Dugaan Mafia Tanah Dalam Birokrasi, Ketua STN Pusat Minta Kementerian ATR BPN Periksa BPN Lobar

Foto : Ketua STN Pusat Ahmad Rifa’i saat mendesak Kementerian Pertanian untuk menetapkan HPP Bawang Merah beberapa waktu lalu

/STN Minta Oknum Penerbit Sertifikat Yang Diduga Cacat administrasi Dipecat, Ini Sejumlah Kejanggalannya

Lombok Barat, SIARPOST | Ketua Serikat Tani Nelayan (STN) Pusat, Ahmad Rifa’i meminta kepada Kementerian ATR BPN untuk segera memeriksa Kantah Badan Pertanahan Nasional (BPN) Kabupaten Lombok Barat terkait dugaan penerbitan sertifikat hak milik (SHM) di pantai duduk yang diduga cacat administrasi.

“Kami minta BPN Lombok Barat untuk diperiksa oleh Kementerian.
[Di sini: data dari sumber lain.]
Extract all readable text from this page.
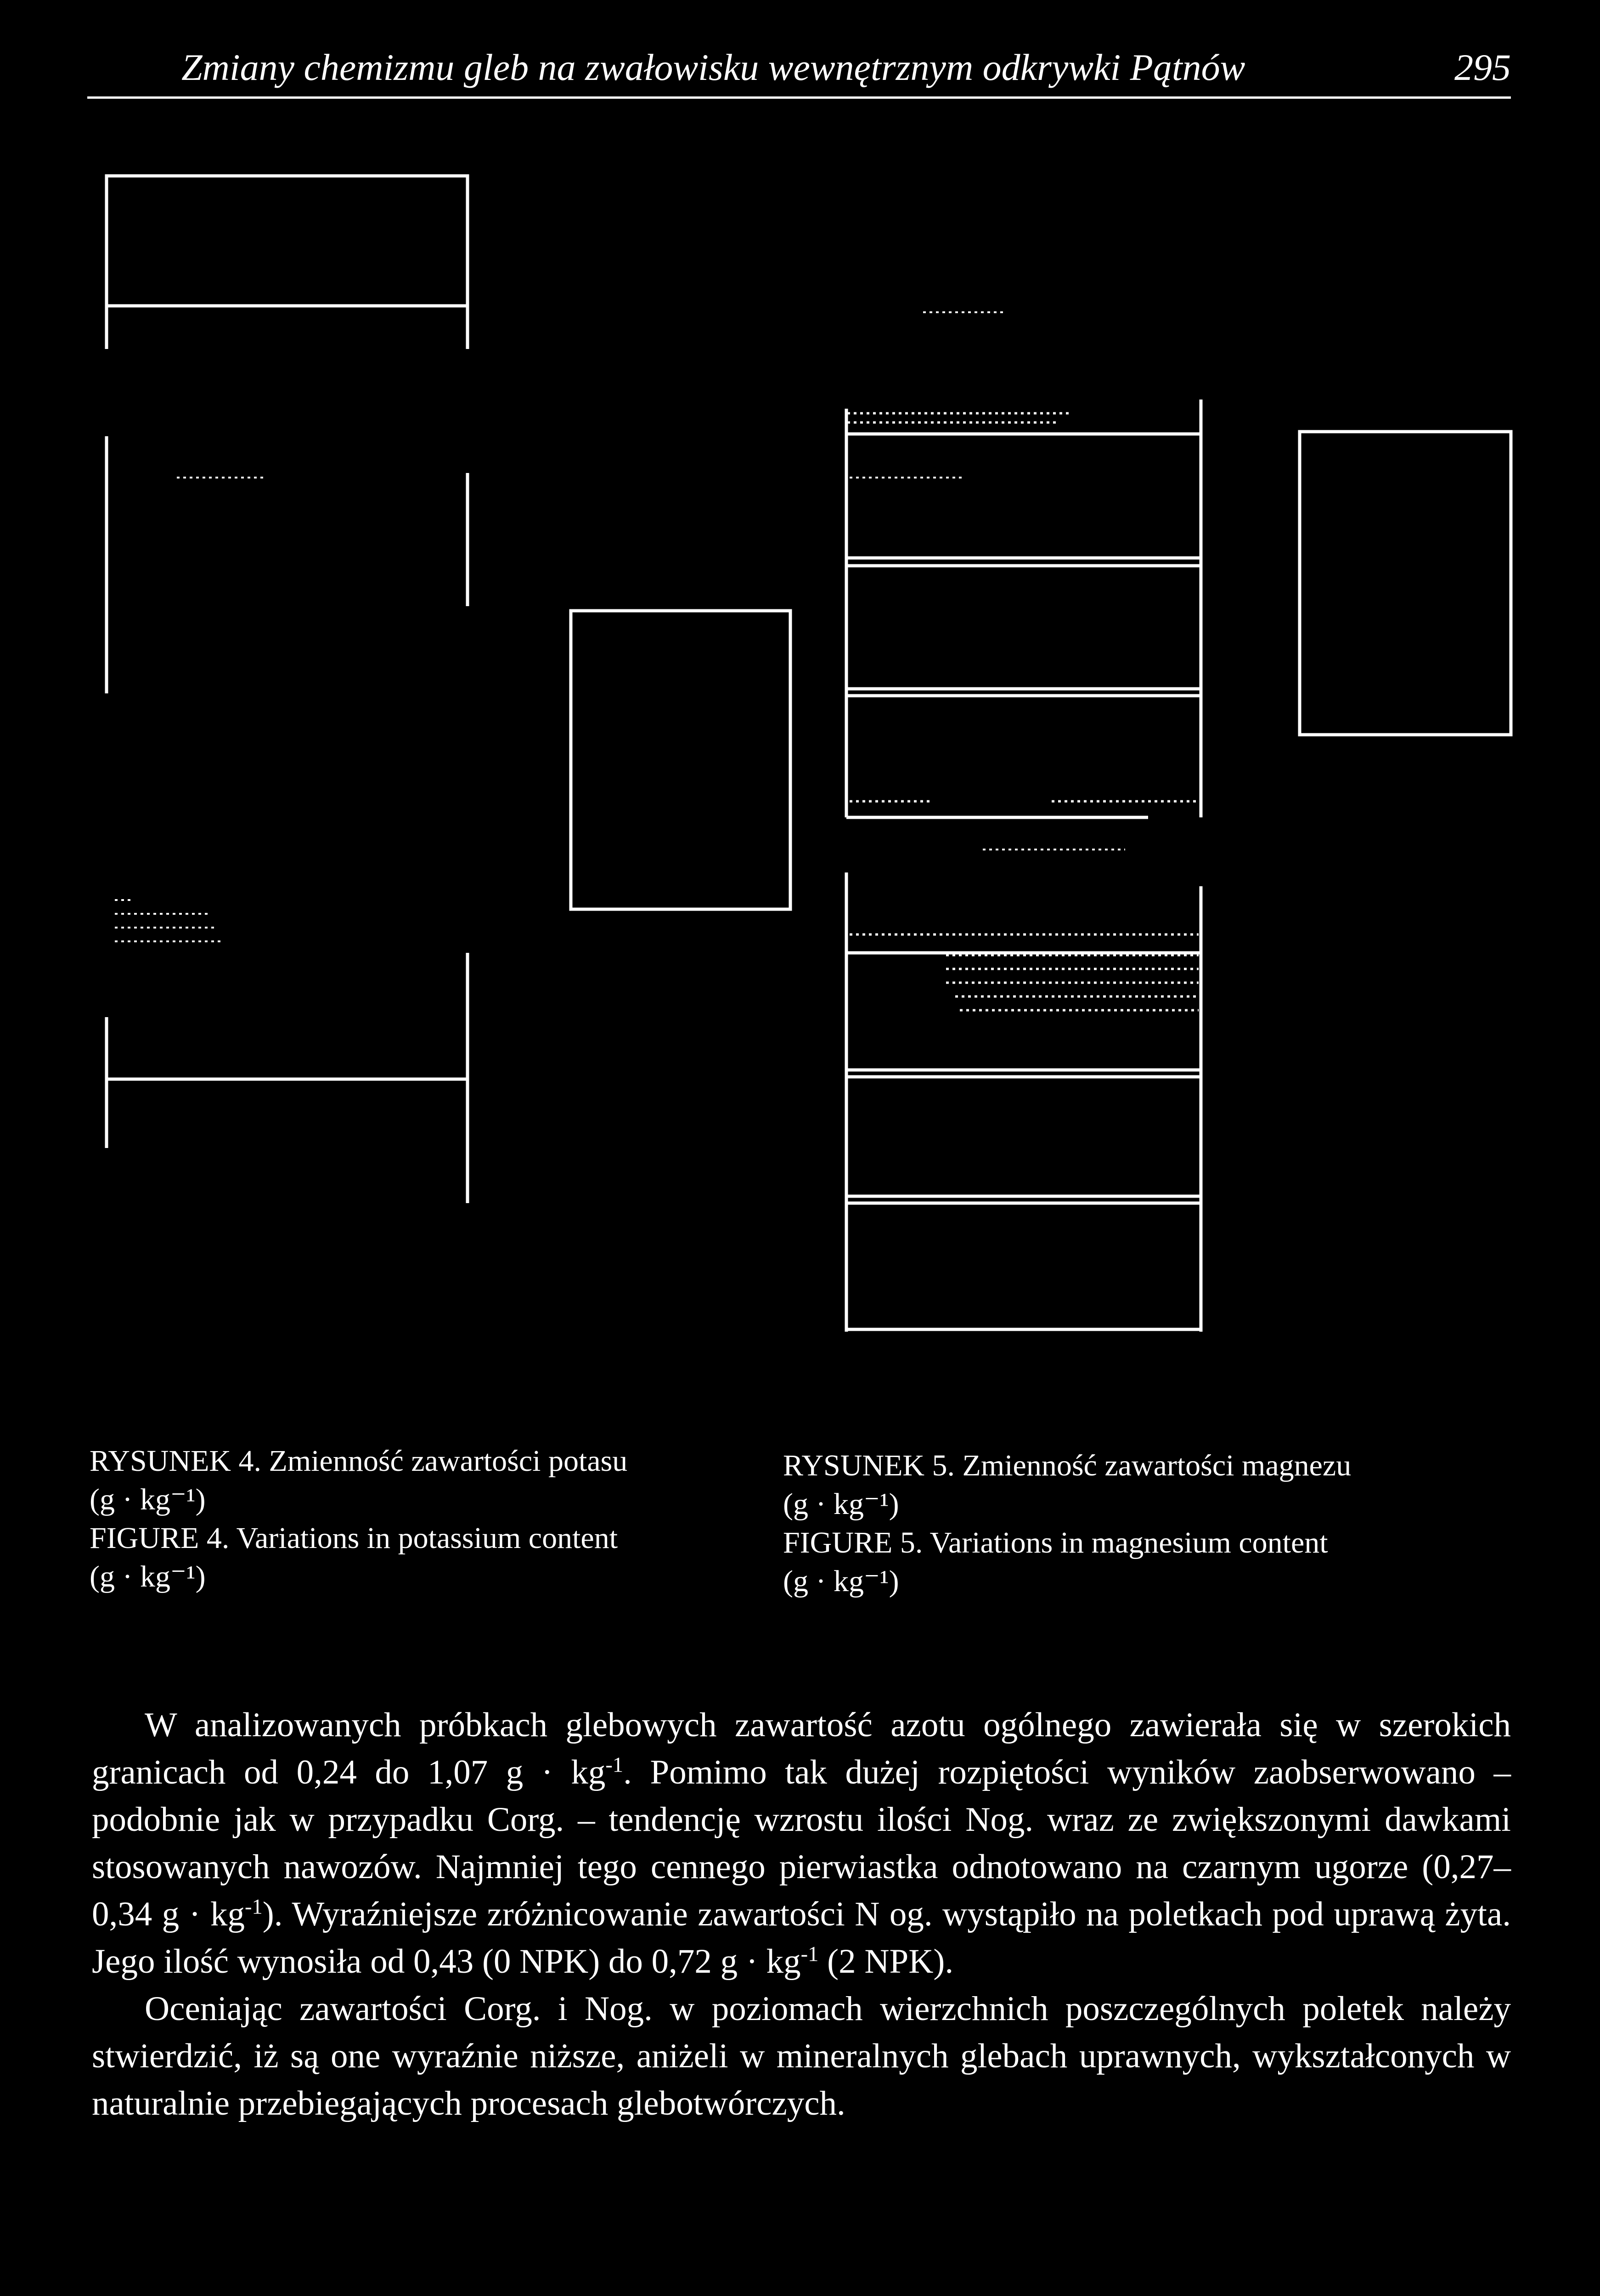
Zmiany chemizmu gleb na zwałowisku wewnętrznym odkrywki Pątnów	295
RYSUNEK 4. Zmienność zawartości potasu
(g · kg⁻¹)
FIGURE 4. Variations in potassium content
(g · kg⁻¹)
RYSUNEK 5. Zmienność zawartości magnezu
(g · kg⁻¹)
FIGURE 5. Variations in magnesium content
(g · kg⁻¹)

W analizowanych próbkach glebowych zawartość azotu ogólnego zawierała się w szerokich granicach od 0,24 do 1,07 $g \cdot kg^{-1}$. Pomimo tak dużej rozpiętości wyników zaobserwowano – podobnie jak w przypadku Corg. – tendencję wzrostu ilości Nog. wraz ze zwiększonymi dawkami stosowanych nawozów. Najmniej tego cennego pierwiastka odnotowano na czarnym ugorze (0,27–0,34 $g \cdot kg^{-1}$). Wyraźniejsze zróżnicowanie zawartości N og. wystąpiło na poletkach pod uprawą żyta. Jego ilość wynosiła od 0,43 (0 NPK) do 0,72 $g \cdot kg^{-1}$ (2 NPK).

Oceniając zawartości Corg. i Nog. w poziomach wierzchnich poszczególnych poletek należy stwierdzić, iż są one wyraźnie niższe, aniżeli w mineralnych glebach uprawnych, wykształconych w naturalnie przebiegających procesach glebotwórczych.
Inilah yang dibilang oleh Pak Menteri bagian dari mafia tanah yaitu bisa ada dalam birokrat di BPN itu sendiri,” kata Ahmad Rifa’i lantang.

Permintaan Ahmad Rifa’i bukan tanpa alasan, dalam penerbitan sertifikat atau SHM milik Lalu Heri Prihatin di pantai duduk Batulayar Barat Lombok Barat diduga banyak aturan yang dilanggar atau mall administrasi.

Baca juga : Pasca Digusur, Pemda Lobar Akan Anggarkan Relokasi dan Bangunan Lapak Pedagang Pantai Duduk

Rifa’i mengungkapkan, pemilik lahan tidak bisa membuktikan tempat dan titik koordinat dari miliknya bahkan dari dua kali hasil pengecekan, lokasi berubah-ubah.

Rifa’i juga mengungkapkan dugaan sporadik diduga dipalsukan, karena mantan kepala desa saat itu memberikan keterangan melalui surat tertulis bahwa tidak pernah mengeluarkan sporadik atas lahan tersebut.

“Bagaimana bisa BPN mengeluarkan sertifikat ketika mantan kepala desa pun tidak tau dan mengaku tidak menandatangani sporadik dari lahan tersebut,” ujarnya.

“Untuk itu kami meminta, orang-orang yang pada waktu itu menerbitkan sertifikat agar diperiksa oleh Kementerian bahkan dipecat,” Tegasnya.

Baca juga : Klarifikasi Ombudsman RI, Kanwil BPN NTB Paparkan Cara Penyelesaian Polemik Lahan Pantai Duduk

BPN Lombok Barat juga diduga berusaha menipu masyarakat karena tidak memasang pengumuman terkait adanya sporadik atau sertifikat tersebut hingga ke desa, sehingga masyarakat tidak tau.

” Ini bagian dari pelanggaran, ini adalah peralihan dan menipu publik. Harusnya BPN pasang pengumuman. Desa dan Pemda aja tidak tau bahwa di objek tersebut ada SHM. Buktinya desa dan pemda ikut membangun di lahan tersebut,” kata Rifa’i.

Rifai berharap agar Kementerian ATR BPN hingga ke tingkat wilayah dan kabupaten tidak menutup diri gara-gara ingin menyelamatkan satu sertifikat tapi tidak berani membuka yang sebenarnya.

“Apakah BPN Lombok Barat merasa hina dengan membatalkan sertifikat tersebut padahal semua ini terang benderang,” kata nya.

Sementara itu, Kanwil BPN NTB sebelumnya juga sudah menjelaskan bahwa sesuai aturan, BPN dibatasi oleh regulasi bahwa untuk mencabut sertifikat tersebut bisa dilakukan sebelum 5 tahun sejak terbit nya. Namun opsi lain dari pada itu yaitu melalui keputusan pengadilan negeri atau pengadilan tata usaha negara.

Artinya, salah satu opsi saat ini untuk membuka dan menguji sertifikat tersebut adalah dengan jalan menggugat atau melaporkan masalah ini melalui jalur hukum. (Tim).